Castilla y Leon, in the northern half of the central Iberian Plateau, is the largest of Spain's 17 administrative regions. It accounts for about one-fifth of the country's total surface area and stretches roughly 220 miles (355km) from the centre of Spain almost all the way to the north coast. Equally wide, it connects its famous neighbor Rioja with the border of Portugal.
Although the region's economy has traditionally focused on cereal crops, viticulture has been a significant economic activity in Castilla y Leon for more than two thousand years. In the late 20th and early 21st centuries, the acreage devoted to vineyards fell significantly, and the focus was shifted from quantity to quality. Today, Castilla y Leon produces some of Spain's most respected wines, most notably those of the Ribera del Duero, Toro, Rueda and Bierzo areas.
Castilla y Leon came into administrative existence in 1983, when the two historical provinces of Leon and Castilla la Vieja were unified. The region is the heartland around which the modern Spanish state was formed; Madrid (the national capital) was once part of Castilla la Vieja. But Castilla y Leon is not just of interest in modern and political contexts; its rich cultural history dates back more than two thousand years, as manifested by its six UNESCO world heritage sites. These include the medieval city walls of Avila, the Roman Aqueduct in Segovia, and Atapuerca, an archaeological site rich in Bronze Age and Stone Age artifacts. It has been suggested that wine production in the region pre-dates even the Roman occupation, which began in the first century B.C.
The climate in Castilla y Leon has a remarkably strong continental feel, given how close it comes to the Atlantic Ocean. Hot, dry summers here are followed by sharp, cold winters, when temperatures regularly drop well below freezing. Diurnal temperature shifts are equally pronounced, and play a vital part in the local wine styles; cool nights refresh the vineyards after long, hot days. The region is deprived of any maritime influence by the Cordillera Cantábrica, the mountain range that separates it from the Bay of Biscay. On the other side of these mountains lie the Asturias, Cantabria and Pais Vasco regions, whose cool, fresh climates and fertile hills are in stark contrast to the warm, dry table lands of Castilla y Leon.
Wedged between the Cordillera Cantábrica and the Sistema Central mountains, Castilla y Leon occupies a vast plateau about 125 miles (200km) across and between 2300ft and 3300ft (700m–1000m) above sea-level. Naturally, given this location and the low rainfall, soils here are typically thin and poor. They do become richer in minerals and clays, however, near the region's rivers, of which there are many. The most famous is the Duero, which flows on to become Portugal's Douro.
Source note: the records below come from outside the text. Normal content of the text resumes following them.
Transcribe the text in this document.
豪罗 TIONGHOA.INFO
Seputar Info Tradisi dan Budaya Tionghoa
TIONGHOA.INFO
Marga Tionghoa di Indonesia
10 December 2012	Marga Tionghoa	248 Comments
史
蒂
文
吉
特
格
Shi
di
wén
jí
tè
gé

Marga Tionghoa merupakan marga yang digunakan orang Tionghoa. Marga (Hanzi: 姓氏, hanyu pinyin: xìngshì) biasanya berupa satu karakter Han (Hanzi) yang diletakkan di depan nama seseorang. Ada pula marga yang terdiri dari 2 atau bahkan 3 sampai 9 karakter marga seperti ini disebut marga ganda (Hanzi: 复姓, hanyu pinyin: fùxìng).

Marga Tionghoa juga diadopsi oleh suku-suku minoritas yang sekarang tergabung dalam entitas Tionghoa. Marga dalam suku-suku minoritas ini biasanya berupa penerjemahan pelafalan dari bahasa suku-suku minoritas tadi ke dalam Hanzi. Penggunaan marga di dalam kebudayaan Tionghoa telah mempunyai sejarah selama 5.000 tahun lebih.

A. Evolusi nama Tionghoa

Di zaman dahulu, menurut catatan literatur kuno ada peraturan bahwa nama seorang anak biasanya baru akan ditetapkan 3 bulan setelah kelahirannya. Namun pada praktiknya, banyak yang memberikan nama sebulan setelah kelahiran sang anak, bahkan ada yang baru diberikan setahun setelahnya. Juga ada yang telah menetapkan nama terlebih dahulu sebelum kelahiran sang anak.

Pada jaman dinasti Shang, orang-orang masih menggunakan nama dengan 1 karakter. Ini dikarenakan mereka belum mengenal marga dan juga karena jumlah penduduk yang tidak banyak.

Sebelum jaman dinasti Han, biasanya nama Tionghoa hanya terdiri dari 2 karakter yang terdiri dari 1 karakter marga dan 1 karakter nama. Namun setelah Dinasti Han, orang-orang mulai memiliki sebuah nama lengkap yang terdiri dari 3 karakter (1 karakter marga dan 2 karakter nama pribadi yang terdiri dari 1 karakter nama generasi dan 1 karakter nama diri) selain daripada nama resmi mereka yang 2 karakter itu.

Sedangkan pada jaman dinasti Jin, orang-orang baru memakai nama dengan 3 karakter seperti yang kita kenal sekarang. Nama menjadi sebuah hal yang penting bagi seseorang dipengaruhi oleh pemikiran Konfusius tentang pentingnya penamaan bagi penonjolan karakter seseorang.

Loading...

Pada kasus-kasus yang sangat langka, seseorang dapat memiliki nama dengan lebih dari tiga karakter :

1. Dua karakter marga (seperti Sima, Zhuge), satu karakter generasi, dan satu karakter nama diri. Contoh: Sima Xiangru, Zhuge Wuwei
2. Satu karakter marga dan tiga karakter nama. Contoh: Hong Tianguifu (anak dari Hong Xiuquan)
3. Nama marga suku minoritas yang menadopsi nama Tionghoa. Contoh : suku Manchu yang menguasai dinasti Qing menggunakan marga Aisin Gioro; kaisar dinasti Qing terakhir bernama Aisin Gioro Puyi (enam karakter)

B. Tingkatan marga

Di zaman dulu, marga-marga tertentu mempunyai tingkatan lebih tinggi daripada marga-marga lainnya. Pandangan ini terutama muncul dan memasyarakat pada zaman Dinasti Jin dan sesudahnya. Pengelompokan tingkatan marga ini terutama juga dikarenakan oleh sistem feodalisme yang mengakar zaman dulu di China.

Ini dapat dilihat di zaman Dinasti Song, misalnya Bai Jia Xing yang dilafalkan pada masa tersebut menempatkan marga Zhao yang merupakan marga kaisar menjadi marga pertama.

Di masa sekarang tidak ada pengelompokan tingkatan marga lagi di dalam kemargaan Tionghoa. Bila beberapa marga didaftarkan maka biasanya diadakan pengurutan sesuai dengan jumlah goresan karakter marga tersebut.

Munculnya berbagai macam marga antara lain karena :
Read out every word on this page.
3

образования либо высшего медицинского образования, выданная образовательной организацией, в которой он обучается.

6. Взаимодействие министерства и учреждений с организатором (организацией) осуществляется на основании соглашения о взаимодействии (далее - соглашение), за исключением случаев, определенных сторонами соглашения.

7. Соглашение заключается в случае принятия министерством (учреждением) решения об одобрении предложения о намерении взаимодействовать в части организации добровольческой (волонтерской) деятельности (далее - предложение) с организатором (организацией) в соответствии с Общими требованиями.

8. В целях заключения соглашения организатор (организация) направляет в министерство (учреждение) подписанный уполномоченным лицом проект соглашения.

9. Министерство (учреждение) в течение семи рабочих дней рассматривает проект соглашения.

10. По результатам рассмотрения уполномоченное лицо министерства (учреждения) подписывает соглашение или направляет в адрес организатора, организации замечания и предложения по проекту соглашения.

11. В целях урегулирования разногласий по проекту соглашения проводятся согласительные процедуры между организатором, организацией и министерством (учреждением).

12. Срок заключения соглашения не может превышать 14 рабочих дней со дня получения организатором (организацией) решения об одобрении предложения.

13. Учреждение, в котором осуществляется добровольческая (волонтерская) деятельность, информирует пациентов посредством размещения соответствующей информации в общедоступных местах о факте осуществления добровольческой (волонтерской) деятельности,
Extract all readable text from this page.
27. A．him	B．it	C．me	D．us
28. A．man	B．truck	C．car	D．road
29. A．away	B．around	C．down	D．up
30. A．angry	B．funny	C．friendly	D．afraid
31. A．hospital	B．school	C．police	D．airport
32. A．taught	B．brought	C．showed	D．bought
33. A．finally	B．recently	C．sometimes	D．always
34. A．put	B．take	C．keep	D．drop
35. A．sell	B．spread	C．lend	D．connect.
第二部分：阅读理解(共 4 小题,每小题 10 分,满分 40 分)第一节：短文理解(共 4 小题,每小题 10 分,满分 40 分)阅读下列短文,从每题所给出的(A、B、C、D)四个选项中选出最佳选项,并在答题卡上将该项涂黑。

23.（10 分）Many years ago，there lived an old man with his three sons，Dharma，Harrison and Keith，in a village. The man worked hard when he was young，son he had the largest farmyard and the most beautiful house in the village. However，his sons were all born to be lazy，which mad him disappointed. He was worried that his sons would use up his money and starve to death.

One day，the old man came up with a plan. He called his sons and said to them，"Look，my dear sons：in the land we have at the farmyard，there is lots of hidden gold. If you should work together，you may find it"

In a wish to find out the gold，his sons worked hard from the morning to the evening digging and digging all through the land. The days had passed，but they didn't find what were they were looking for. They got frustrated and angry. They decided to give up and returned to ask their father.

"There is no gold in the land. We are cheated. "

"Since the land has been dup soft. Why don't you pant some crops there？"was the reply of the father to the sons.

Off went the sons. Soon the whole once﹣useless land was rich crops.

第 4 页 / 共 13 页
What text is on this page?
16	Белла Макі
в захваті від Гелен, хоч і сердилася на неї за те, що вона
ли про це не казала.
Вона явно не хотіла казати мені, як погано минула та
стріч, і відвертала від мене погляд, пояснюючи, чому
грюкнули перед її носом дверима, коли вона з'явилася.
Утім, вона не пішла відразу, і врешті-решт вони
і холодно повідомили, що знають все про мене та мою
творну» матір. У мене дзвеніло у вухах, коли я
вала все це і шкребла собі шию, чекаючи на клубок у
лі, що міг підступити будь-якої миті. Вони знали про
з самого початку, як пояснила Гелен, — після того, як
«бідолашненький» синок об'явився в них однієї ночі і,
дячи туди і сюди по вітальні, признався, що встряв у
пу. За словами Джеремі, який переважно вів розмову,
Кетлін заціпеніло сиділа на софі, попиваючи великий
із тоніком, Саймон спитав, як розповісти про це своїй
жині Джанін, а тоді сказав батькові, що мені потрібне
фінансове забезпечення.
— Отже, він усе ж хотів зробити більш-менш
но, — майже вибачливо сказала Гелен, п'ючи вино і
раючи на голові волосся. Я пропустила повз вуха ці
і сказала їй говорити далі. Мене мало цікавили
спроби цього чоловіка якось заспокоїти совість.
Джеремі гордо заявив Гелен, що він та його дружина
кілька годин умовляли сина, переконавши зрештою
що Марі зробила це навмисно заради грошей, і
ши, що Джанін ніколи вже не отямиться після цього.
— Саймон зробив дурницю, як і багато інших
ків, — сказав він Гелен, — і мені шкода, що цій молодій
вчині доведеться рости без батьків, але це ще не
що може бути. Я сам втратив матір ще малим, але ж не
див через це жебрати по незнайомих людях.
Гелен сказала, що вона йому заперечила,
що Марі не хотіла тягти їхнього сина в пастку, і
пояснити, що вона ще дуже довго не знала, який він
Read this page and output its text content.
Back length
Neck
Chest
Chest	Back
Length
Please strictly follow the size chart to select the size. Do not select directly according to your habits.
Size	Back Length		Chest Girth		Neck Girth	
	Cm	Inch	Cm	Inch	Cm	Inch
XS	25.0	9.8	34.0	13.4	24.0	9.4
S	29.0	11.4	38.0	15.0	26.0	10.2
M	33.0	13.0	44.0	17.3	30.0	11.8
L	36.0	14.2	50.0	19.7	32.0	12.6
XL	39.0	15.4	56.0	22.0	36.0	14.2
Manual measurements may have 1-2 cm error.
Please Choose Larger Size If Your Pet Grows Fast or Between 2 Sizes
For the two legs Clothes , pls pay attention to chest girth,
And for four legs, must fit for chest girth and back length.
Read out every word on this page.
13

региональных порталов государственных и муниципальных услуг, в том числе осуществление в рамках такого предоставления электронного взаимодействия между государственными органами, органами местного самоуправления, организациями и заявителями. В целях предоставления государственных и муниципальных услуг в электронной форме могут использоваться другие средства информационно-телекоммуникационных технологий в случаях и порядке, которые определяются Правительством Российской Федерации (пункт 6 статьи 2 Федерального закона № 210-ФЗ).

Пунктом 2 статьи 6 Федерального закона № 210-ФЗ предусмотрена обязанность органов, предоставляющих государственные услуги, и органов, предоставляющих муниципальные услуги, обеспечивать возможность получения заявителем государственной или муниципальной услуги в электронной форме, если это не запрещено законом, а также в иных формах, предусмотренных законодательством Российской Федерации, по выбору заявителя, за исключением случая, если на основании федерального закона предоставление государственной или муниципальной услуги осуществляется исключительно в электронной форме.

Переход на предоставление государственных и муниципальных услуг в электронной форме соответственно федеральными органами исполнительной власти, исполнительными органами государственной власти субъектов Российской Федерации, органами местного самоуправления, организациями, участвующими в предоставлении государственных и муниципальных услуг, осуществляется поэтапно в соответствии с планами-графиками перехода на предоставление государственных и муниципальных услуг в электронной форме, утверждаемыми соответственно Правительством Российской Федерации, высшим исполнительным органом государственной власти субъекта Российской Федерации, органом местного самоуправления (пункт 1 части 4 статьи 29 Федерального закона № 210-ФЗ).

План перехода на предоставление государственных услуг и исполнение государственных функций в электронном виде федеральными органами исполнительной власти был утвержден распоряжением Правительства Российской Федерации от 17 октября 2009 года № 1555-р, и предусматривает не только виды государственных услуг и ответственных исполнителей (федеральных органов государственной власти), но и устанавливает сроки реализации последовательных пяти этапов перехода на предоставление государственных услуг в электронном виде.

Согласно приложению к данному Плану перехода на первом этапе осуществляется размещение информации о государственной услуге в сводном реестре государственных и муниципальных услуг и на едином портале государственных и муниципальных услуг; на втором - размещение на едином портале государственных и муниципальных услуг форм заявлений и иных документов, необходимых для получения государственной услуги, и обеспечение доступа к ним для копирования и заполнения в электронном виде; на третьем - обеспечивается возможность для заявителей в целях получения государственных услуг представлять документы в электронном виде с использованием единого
It is in the valley of this famous river that Castilla y Leon's finest vineyard areas are found.
Of Castilla y Leon's nine DO wine zones, all but one surround rivers which ultimately flow into the Duero, and it is no co-incidence that the region's most respected wine districts (Toro, Rueda and of course Ribera del Duero) are those located right in the Duero Valley. The exception here is Bierzo, in the far-northwest of the region, where both the climate and the wines are more closely aligned with those of neighboring Galicia.
Red wines rule in Castilla y Leon, and of the red-wine grapes, Tempranillo (known here by various synonyms including Tinta del Pais, Tinto de Toro and Tinto Fino) is unquestionably the king. It is the grape behind all of the region's finest wines except Bierzo, which makes good use of Mencia. Castilla y Leon's white wines – far fewer in number than the reds, but only marginally less prestigious – are made mostly from Verdejo and Viura.
The international success of key Spanish producers in Castilla y Leon has done much to raise the region's profile. Vega Sicilia, Numanthia-Termes, Campo Eliseo and Bodega Palacios Remondo, among others, have spearheaded modernization in the region and brought renewed interest to its wines.